R. P.- O primeiro foi uma síntese da minha tese de doutorado. Eu dava aulas na Escola (EAD) nunca tinha pensado em dar aulas numa universidade, enfim fazer carreira universitária, mas afinal eu estava na USP e tinha que fazer doutorado, para progredir. E tive a sorte e fazer doutorado direto, sem o mestrado, sem cursos e tudo o mais, quer dizer um caso excepcional. E fui juntando tudo o que tinha - livros publicados, peças de teatro - isso foi em 1982, prêmios, aquela minha vida até então e requeri para fazer doutoramento direto e consegui. Então fiz e a minha tese foi uma peça de teatro que se chama O País do Sol e junto com a peça havia um trabalho que era uma espécie de introdução do ponto de vista da dramaturgia. Foi essa introdução que eu reescrevi fiz um cortes e tal e foi isso que virou o livro. O segundo não, foi escrito para ser um livro mesmo só sobre o personagem. Isso saiu alguns anos depois.
P.-E esses livros vendem bem?
R. P.-Vendem sim, não são best-sellers, mas tendo em vista o teor da coisa, pode-se dizer que sim. Interessa muito a estudantes de teatro, televisão e cinema e as pessoas que querem conhecer mais as fontes. Mas dentro desse esquema vai bem.
P.- E poesia vejo que publicou também depois da nossa primeira entrevista que foi publicada em 26 /8 / 1979 no Suplemento de Cultura do Estado de São Paulo: Cantar meu Povo que saiu em 1980 pela Massao Ohno , Ao inventor das Aves em 1985 pela J. R. Scortecci e Esse Vinho Vadio de 1988 também pela Massao Ohno. Gostaria que falasse sobre isso.

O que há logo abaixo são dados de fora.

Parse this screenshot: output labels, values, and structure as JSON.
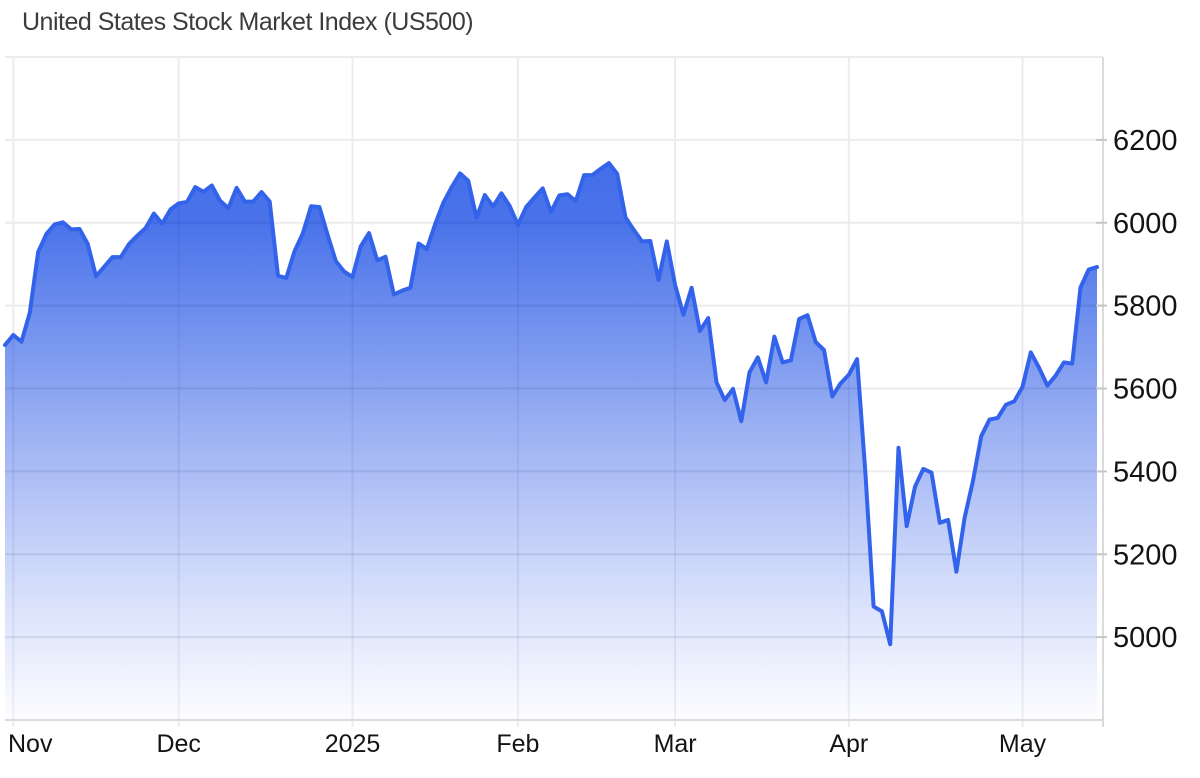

R. P. Continuo escrevendo poesia e continuo publicando continuo escrevendo livros para crianças - tem um que deve sair agora em julho. Estou com um romance uma espécie de romance que estou preparando que se chama Nosotros.
P.-E que é sobre?
R.P.- É sobre a América Latina, enfim, continuo escrevendo para teatro embora ache que a montagem teatral esteja cada dia mais difícil.
P.- Por falar nisso sei que sua peça Colônia Cecília você criou livremente, sem preocupações com montagem, etc. Gostaria que falasse sobre isso.
R. P.- Como era uma tese, e não havia justamente preocupação em fazer uma peça para montagem, eu pensei em fazer um trabalho á minha vontade para exatamente por em pratica algumas coisas de dramaturgia. Então eu deixei correr. É uma estória de uma viagem de emigração, de italianos, uma viagem entre a Itália e Brasil.
P.- É uma viagem dos seus antepassados?
R. P.- Um pouco de antepassados, uma coisa meio épico-lírico com toda a liberdade, se passa no mar, se passa no Brasil, se passa na Itália, ela tem uma duração de trinta, quarenta anos- o tempo também é longuíssimo, é bem Peer Gyint é bem uma viagem de um lugar para outro. É um delírio, tem muita gente tem muitos personagens, gosto muito dela.
P.- E houve algum diretor interessado em montá-la?
R.P. -Alguns sim, mas voltando aos livros: os de poesia são em geral livros pequenos, editados na maioria pelo Massao Ohno Editor que é ótimo, é um artista gráfico maravilhoso, mas ele não distribui muito. Então não sei realmente se são encontráveis. mas escrevi bastante poesia, teatro, tenho dez, doze peças algumas estreadas. Tenho também textos de televisão que não estão publicados. E tenho três livros para crianças e agora um deles vai sair em julho que é Do Tamanho do Mundo.
P.-Você disse a pouco que vai publicar mais um Coração Americano? Fale sobre isso. Você já tem dois. Vai ser o terceiro Coração Americano?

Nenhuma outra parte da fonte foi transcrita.